Pieter R. Cullis
Director
Life Sciences Institute, Director, NanoMedicines Research Group, UBC. University of British Columbia
Canada
Biography
Pieter R. Cullis, Ph.D. Director, Life Sciences Institute, University of British Columbia; Chair, Personalized Medicine Initiative; Professor, Department of Biochemistry and Molecular Biology, Director, NanoMedicines Research Group, UBC. Dr. Cullis and co-workers have been responsible for fundamental advances in the generation, loading and targeting of lipid nanoparticle (LNP) systems for intravenous delivery of small molecule drugs and macromolecular drugs such as small interfering RNA (siRNA). This work has contributed to three LNP products that have been approved by regulatory agencies in the U.S. and Europe for the treatment of cancer and its complications and six more that have finished Phase I clinical studies. Dr. Cullis co-founded Lipex Biomembranes Inc., Tekmira Pharmaceuticals, Northern Lipids Inc., and, most recently, Acuitas Therapeutics and Precision NanoSystems. In addition, he co-founded and was Scientific Director of the Centre for Drug Research and Development (CDRD) 2004-2010. He has published over 300 scientific articles and is an inventor on over 40 patents. Dr. Cullis has received many awards, including the B.C. Science Council Gold Medal for Health Sciences in 1991, the Alec D. Bangham Award for contributions to liposome science and technology in 2000 and the B.C. Biotechnology Association award for Innovation and Achievement in 2002. He was elected a Fellow of the Royal Society of Canada in 2004, received the Leadership Award of the Canadian Society of Pharmaceutical Scientists in 2010 and was awarded the Prix Galien, Canada’s premier prize for achievements in pharmaceutical R&D, in 2011.
Research Interest
My research interests are focused on the roles of lipids in biological membranes and the use of lipid nanoparticle (LNP) systems to deliver drugs.
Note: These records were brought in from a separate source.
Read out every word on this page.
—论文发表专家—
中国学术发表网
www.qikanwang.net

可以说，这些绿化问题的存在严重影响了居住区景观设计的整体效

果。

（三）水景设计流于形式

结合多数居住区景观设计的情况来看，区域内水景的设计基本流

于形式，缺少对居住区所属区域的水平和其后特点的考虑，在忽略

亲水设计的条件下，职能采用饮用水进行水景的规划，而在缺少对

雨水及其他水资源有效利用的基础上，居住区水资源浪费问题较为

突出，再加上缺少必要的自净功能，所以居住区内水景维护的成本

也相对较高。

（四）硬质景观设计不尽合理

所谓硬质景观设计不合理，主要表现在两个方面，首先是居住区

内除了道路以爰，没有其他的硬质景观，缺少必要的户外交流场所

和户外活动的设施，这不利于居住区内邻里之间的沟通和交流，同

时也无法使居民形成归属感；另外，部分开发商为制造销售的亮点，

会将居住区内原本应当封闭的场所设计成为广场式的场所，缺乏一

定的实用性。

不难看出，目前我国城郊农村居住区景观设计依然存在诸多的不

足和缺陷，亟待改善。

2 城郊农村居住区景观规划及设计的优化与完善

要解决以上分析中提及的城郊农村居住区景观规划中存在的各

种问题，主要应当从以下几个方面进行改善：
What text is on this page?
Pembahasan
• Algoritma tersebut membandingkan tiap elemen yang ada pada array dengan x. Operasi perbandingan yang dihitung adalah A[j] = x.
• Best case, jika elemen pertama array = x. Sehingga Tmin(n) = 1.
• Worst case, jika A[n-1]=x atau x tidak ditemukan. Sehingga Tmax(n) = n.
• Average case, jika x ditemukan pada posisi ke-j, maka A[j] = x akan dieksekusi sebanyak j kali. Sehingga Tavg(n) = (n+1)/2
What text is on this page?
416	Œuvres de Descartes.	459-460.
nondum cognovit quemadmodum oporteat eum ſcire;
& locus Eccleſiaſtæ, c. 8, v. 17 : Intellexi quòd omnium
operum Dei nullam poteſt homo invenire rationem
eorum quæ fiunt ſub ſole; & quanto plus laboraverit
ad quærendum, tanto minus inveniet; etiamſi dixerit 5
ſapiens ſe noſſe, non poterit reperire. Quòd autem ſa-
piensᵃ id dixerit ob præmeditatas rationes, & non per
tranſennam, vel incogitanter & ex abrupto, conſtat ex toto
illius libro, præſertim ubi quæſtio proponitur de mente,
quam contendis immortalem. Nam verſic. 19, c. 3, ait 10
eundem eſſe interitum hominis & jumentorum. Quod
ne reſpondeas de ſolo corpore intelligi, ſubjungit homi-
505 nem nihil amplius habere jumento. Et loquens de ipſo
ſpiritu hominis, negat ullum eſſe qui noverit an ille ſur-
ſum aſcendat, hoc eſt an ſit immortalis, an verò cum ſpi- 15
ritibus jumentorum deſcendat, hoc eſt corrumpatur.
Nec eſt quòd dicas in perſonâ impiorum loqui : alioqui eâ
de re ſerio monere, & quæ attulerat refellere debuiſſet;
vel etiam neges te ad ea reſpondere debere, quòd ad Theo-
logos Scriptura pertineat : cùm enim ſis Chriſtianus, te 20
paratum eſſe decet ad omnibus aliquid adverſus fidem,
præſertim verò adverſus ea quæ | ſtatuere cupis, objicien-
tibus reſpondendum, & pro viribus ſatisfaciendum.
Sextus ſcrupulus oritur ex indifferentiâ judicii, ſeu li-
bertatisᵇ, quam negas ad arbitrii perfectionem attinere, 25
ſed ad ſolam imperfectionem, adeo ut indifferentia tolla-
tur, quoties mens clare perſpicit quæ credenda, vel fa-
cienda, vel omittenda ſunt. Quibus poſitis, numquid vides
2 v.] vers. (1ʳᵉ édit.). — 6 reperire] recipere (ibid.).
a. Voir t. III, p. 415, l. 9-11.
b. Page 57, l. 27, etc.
Regarding the functional roles of lipids I am interested in the widespread ability of membrane lipids to adopt non-bilayer structures and the roles of such structures in processes such as membrane fusion, transport processes across bilayer lipid systems induced by ion gradients and the development of increasingly sophisticated model membrane systems that more accurately reflect biological membranes. My interests in LNP drug delivery systems concern first the in vivo delivery of small molecules, particularly drugs used in cancer chemotherapy, with the aim of increasing efficacy and reducing toxicity. In this work the aim is to take advantage of the proclivity of long-circulating LNP systems to accumulate at sites of disease such as tumour sites and sites of inflammation to maximize the benefits inherent in providing local sustained release of drugs at sites of disease. A second area concerns the design of LNP systems that are able to effectively deliver their contents into the cytoplasm of target cells following i.v. administration, thus enabling the therapeutic use of macromolecular genetic drugs such as siRNA, antisense oligonucleotides, mRNA and plasmids for gene therapy. In all, these efforts have led to 10 LNP drugs that have been approved for clinical use or are in clinical testing.